At gitsin soğuk savaş gözlüğünü! (1)
Ankara’da “
darbeciler” ile ilgili gündem yoğun. 12 Eylül paşalarının ilk duruşmasından sonra, 28 Şubat’ın önde gelen paşaları da gözaltına alınıyor. Bütün yetersizliklerine rağmen güzel gelişmeler. Darbeci paşalardan belki kurtulacağız… Ama topu tüfeği, askeri ile sokakta darbe yapan güçlerin, psikolojik savaş aracı olarak beyinlerimize yerleştirdiklerinden nasıl kurtulacağız? Burnumuzun üstünde asılı duran soğuk savaş gözlüklerini ne zaman kaldırıp atacağız?

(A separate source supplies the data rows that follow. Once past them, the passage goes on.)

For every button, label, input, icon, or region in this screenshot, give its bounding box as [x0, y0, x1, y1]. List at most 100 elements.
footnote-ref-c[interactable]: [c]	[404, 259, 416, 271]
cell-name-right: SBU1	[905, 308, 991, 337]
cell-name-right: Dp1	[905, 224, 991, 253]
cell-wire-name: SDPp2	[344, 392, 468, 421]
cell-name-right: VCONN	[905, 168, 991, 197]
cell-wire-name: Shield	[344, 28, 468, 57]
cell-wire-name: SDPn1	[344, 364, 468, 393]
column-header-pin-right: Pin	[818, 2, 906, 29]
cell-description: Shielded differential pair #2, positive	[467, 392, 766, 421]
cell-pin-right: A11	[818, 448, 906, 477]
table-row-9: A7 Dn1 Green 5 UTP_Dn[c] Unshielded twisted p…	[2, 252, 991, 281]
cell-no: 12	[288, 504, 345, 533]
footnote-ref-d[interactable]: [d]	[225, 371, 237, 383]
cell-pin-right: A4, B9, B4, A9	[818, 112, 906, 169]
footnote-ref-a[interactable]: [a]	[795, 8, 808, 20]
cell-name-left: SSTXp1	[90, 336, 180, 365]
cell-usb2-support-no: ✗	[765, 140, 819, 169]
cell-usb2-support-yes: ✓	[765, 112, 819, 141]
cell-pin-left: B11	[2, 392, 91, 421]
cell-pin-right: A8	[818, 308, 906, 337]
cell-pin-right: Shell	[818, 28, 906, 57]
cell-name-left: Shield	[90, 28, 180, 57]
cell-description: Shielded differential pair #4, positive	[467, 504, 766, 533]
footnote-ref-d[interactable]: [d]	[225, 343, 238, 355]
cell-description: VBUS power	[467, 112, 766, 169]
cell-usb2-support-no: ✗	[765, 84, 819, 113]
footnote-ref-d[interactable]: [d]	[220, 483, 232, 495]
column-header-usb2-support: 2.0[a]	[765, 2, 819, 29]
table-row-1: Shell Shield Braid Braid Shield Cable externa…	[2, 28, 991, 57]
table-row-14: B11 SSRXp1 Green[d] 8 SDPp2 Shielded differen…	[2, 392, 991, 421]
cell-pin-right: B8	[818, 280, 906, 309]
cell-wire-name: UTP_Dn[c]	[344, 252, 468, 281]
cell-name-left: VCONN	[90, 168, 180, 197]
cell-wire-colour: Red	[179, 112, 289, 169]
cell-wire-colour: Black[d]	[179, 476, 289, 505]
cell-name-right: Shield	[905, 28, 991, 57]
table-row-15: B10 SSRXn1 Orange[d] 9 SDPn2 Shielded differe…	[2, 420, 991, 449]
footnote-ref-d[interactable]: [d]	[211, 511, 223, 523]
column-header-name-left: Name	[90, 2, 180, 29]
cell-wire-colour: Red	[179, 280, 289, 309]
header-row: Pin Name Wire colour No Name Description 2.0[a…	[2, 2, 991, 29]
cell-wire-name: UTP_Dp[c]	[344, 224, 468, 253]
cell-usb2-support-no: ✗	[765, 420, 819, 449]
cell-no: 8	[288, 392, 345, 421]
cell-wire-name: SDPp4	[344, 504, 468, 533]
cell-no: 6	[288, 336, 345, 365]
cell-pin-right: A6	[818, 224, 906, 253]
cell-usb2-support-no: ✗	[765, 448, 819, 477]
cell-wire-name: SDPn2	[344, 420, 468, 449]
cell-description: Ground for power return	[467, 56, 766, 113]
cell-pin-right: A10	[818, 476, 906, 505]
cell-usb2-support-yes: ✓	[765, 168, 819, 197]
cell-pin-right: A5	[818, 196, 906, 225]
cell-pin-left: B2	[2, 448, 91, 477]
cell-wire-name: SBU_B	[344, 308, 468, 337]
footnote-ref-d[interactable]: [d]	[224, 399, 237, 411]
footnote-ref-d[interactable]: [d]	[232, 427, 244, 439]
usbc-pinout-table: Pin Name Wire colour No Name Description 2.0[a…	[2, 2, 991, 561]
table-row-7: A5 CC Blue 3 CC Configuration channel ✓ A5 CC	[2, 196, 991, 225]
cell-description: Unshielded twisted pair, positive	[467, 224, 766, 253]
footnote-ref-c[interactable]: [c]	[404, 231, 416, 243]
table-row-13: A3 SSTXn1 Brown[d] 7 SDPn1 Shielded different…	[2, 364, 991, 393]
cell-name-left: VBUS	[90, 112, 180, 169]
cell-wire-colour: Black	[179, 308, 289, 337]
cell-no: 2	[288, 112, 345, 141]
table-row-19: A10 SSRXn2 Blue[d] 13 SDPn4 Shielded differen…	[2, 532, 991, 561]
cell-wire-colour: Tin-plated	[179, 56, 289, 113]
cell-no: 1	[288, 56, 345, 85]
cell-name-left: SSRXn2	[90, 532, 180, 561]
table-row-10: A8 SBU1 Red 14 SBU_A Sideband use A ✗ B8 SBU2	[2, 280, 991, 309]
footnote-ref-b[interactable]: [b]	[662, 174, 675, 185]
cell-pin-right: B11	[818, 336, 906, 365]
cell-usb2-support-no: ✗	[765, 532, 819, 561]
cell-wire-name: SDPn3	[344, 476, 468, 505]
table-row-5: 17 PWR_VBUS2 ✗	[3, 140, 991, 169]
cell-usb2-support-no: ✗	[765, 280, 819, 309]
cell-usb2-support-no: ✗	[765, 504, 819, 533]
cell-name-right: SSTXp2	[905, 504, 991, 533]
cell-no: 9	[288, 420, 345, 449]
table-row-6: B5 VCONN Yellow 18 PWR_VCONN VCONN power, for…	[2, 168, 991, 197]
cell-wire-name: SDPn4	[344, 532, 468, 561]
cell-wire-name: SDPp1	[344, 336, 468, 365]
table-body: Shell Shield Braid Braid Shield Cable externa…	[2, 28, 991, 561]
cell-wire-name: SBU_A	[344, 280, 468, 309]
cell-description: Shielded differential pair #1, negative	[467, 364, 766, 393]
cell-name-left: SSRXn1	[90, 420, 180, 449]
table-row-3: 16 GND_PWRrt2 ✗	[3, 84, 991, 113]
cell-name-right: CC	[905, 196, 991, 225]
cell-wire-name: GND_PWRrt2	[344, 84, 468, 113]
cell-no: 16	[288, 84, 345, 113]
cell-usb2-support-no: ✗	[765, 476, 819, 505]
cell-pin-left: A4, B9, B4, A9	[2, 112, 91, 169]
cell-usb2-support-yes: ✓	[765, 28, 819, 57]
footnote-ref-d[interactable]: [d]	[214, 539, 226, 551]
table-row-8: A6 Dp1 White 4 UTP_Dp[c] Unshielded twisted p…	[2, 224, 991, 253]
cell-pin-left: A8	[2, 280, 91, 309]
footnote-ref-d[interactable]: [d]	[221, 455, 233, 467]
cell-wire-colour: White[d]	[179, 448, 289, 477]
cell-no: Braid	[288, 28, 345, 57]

Sevgili okurum, madem devlet darbecileri mahkemeye çıkarıyor, çorbada tuzum olsun kabilinden, ben de darbe kahramanları tarafından kafamızda yaratılan algı ve önyargılarından bazılarını bu köşede sizlere teşhir etmek istiyorum!
İsterseniz, biraz gerilere doğru gidelim…
“
12 Eylül öncesi gençlik” terimi, darbeciler tarafından kavgacı, vatan haini, anarşist, satılmış bir nesli çağrıştırır oldu. Doğrusu, elimizi vicdanımıza koyalım ve hatırlayalım, 12 sabahı çoğumuz, sokak çatışmaları, faili meçhul cinayetler sona erdi diye, darbeye sevindik…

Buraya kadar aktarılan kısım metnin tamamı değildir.